Injune is the gateway to Carnarvon Gorge and Carnarvon National Park, places of lofty sandstone cliffs, panoramic views across the central highlands of Queensland and ancient aboriginal rock art. Park sights include Mount Moffat, The Chimneys, Kookaburra Cave, The Tombs and Marlong Arch, to name but a few. The park has some quiet camping sites and 100km of 4WD tracks.
The area around Injune and the Carnarvon ranges was also the stomping ground for the notorious Kenniff Brothers, horse and cattle thieves and Australia's last real bushrangers. The Charleville Times reported that "Men, in many ways similar to the famous Kellys were James and Patrick Kenniff, brought to trial in Queensland 1900 on a charge of having murdered a police constable and a station maanger. The murder, had taken place in the Carnarvon Ranges, a country as wild and desolate as that in which the Kelly gang had done its bloodthirsty bushranging. The wanted men, with the help of friends and sympathisers all over the country, had escaped capture for three months, hiding in the bush, although their descriptions were posted up everywhere and a reward of £1000 was offered for their capture, dead or alive."
The Kenniff's were known to be generous with their food and money which earned them a considerable public sympathy when they were eventually captured. James was hanged at Boggo Road Gaol and Patrick served 12 years. They camped near a cave in Carnarvon National Park which is known as Kenniff Cave. Interestingly, carbon dating has shown that aboriginals were present in Kenniff Cave 19,500 years ago.
Both Ludwig Leichhardt and Thomas Mitchell visited the Injune District in 1844 and 1846 respectively, with Mitchell noting that the area around Mount Abundance was the "finest country he had ever seen".
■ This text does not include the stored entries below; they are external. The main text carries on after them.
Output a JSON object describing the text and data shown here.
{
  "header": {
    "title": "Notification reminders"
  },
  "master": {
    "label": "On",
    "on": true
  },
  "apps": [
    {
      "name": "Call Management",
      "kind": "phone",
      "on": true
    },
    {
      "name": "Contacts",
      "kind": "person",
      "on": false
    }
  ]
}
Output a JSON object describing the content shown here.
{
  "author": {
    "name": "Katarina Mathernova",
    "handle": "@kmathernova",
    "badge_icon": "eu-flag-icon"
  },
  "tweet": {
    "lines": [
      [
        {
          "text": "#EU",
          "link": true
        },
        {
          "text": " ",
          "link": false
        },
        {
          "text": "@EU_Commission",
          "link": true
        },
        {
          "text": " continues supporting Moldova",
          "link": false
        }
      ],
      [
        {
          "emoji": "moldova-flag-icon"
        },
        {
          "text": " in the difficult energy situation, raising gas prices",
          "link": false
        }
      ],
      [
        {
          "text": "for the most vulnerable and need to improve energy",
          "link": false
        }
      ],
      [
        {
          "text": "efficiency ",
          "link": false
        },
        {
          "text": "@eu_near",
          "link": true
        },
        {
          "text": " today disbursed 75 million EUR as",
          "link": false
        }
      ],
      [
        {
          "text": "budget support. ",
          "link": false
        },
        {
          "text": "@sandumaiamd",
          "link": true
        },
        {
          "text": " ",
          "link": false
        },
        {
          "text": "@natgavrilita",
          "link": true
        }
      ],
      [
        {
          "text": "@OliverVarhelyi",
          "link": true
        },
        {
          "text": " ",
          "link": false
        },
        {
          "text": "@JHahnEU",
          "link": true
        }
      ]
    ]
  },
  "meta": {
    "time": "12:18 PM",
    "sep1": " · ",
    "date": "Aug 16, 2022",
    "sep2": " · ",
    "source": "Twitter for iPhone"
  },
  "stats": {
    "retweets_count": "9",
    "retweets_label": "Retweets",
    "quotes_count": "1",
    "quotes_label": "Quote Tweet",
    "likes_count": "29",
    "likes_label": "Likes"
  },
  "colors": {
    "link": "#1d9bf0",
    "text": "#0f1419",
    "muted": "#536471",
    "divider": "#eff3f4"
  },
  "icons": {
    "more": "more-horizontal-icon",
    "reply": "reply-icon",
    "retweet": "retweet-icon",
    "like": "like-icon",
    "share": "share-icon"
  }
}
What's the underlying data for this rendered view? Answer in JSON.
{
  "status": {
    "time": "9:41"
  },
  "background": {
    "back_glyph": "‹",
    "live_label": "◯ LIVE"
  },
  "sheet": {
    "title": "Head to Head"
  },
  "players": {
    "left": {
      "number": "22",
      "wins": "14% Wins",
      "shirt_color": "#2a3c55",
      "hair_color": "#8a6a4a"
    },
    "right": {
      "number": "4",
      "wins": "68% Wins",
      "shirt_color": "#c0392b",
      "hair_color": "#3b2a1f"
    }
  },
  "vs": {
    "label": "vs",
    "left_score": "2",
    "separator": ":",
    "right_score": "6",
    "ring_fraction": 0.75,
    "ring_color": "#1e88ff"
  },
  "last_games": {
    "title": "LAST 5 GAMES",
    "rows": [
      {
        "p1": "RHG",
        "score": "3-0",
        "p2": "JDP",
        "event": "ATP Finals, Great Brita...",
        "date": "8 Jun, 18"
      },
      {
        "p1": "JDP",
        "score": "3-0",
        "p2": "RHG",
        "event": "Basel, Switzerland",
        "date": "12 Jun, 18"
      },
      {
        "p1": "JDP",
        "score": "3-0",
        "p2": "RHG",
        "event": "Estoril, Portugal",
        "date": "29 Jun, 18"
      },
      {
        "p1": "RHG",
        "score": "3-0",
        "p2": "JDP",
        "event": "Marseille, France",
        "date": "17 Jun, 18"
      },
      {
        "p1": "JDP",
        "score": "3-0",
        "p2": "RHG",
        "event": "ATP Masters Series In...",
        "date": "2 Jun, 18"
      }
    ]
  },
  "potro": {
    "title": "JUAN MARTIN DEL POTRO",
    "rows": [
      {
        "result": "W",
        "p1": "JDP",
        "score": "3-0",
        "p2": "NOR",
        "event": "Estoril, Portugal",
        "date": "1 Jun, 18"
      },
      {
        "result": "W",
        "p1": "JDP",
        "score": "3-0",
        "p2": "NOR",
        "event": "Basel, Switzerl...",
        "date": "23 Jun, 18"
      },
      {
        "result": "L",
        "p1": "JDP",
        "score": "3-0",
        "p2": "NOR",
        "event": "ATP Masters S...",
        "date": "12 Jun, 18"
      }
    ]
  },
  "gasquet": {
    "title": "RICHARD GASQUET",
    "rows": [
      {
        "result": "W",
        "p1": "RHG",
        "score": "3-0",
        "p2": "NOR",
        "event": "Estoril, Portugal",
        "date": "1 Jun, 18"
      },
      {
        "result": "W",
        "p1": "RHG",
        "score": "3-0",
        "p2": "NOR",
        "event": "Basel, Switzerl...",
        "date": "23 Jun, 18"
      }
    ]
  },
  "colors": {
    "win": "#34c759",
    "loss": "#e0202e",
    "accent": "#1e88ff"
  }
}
In 1852 the first of the pastoralists arrived, taking up land around Injune. It is though the name 'Injune' is a corruption of the aboriginal word 'Ingon' - for the sugar gliders (small flying possums) that inhabit the region.
Injune was slow to develop. Returning soldiers from World War 1 took up small parcels of land under the 'Soldier Settler' scheme but it wasn't until the 1920's that Injune received a Telegraph Office and the railway line.
Electric street lighting and a reticulated water supply were connected in the mid 1950's while the 1960's heralded a new hospital.
This small settlement prides itself on fostering a tight community, with an emphasis on some of the local Injune identities who entertain and play MC at the many events the town organises throughout the year. The big event for the year occurs, as you might guess, in June - 'The Injune Festival Injune'.